Atlantico : Sans réel moteur politique ou avancée, l’Union européenne n’est-elle qu’un projet zombie ? Peut-elle se réveiller ? L’envie est-elle là chez les États membres ? 

Bruno Alomar : Je ne suis pas certain de cela. Ce qui est sûr c’est que l’UE, qui est à l’origine un marché avec une frontière extérieure, essaie depuis 30 ans d’investir les champs régaliens.
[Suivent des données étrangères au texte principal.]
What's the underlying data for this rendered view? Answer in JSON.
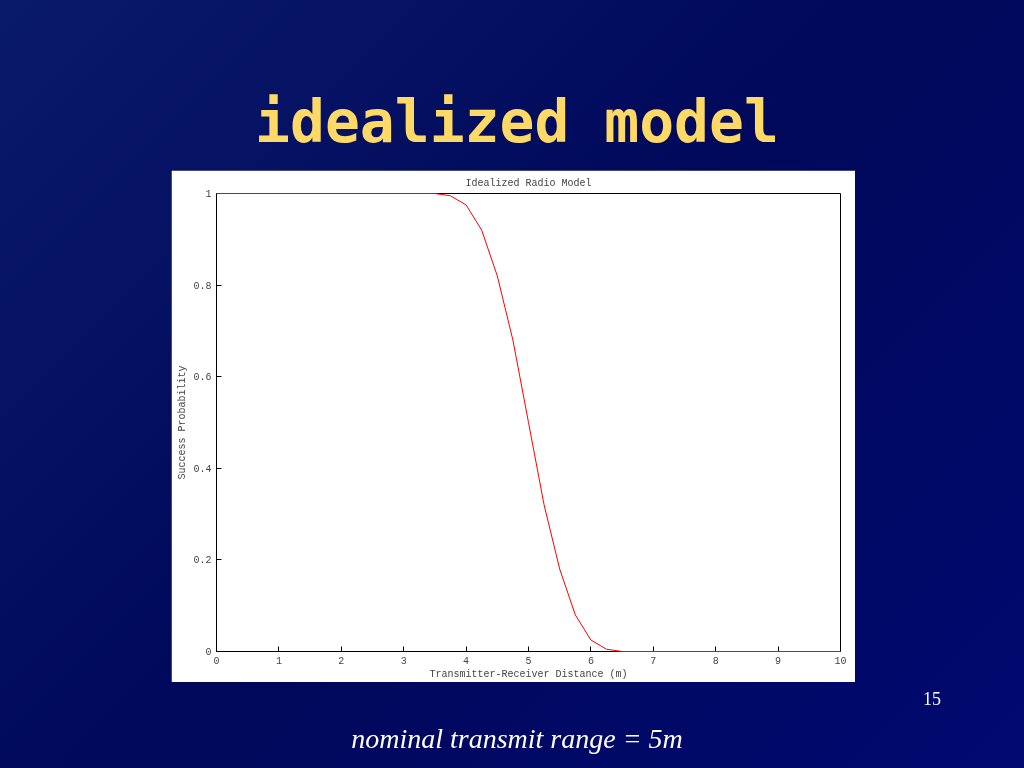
{
  "chart_data": {
    "type": "line",
    "title": "idealized model",
    "subtitle": "Idealized Radio Model",
    "xlabel": "Transmitter-Receiver Distance (m)",
    "ylabel": "Success Probability",
    "x": [
      0,
      3.5,
      3.75,
      4,
      4.25,
      4.5,
      4.75,
      5,
      5.25,
      5.5,
      5.75,
      6,
      6.25,
      6.5,
      10
    ],
    "series": [
      {
        "color": "#ff0000",
        "values": [
          1,
          1,
          0.995,
          0.975,
          0.92,
          0.82,
          0.68,
          0.5,
          0.32,
          0.18,
          0.08,
          0.025,
          0.005,
          0,
          0
        ]
      }
    ],
    "xlim": [
      0,
      10
    ],
    "ylim": [
      0,
      1
    ],
    "xticks": [
      0,
      1,
      2,
      3,
      4,
      5,
      6,
      7,
      8,
      9,
      10
    ],
    "yticks": [
      0,
      0.2,
      0.4,
      0.6,
      0.8,
      1
    ],
    "grid": false,
    "marker": "none",
    "line_style": "solid",
    "annotations": [
      "15",
      "nominal transmit range = 5m"
    ]
  }
}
Elle a d’ailleurs eu certains succès économiques. Ceux qui veulent à tout prix lui donner des compétences fédérales dans le domaine régalien voudraient nous faire croire au « tout ou rien ». Mais rien ne prouve qu’une situation intermédiaire dans laquelle les questions régaliennes resteraient pour l’essentiel nationales, cependant que certaines questions économiques – pas toutes – seraient fédéralisées, est inconcevable. Je pense plutôt que c’est bien ainsi que l’UE devrait évoluer. Car si les bénéfices du marché unique existent bien – au moins en partie – la plus-value communautaire en matière de défense ou de diplomatie est beaucoup moins évidente, et surtout difficile à obtenir. En un mot comme en mille : contrairement à ce que semblent penser les élites françaises notamment, l’UE, comme le pensaient les Britanniques, est peut-être déjà largement achevée… 

Croyez-vous que la guerre soit inéluctable ?

Guillaume Klossa : La guerre n’est pas inéluctable. A nous Européens de jouer au mieux les nombreuses cartes à disposition et de renouer avec la realpolitik.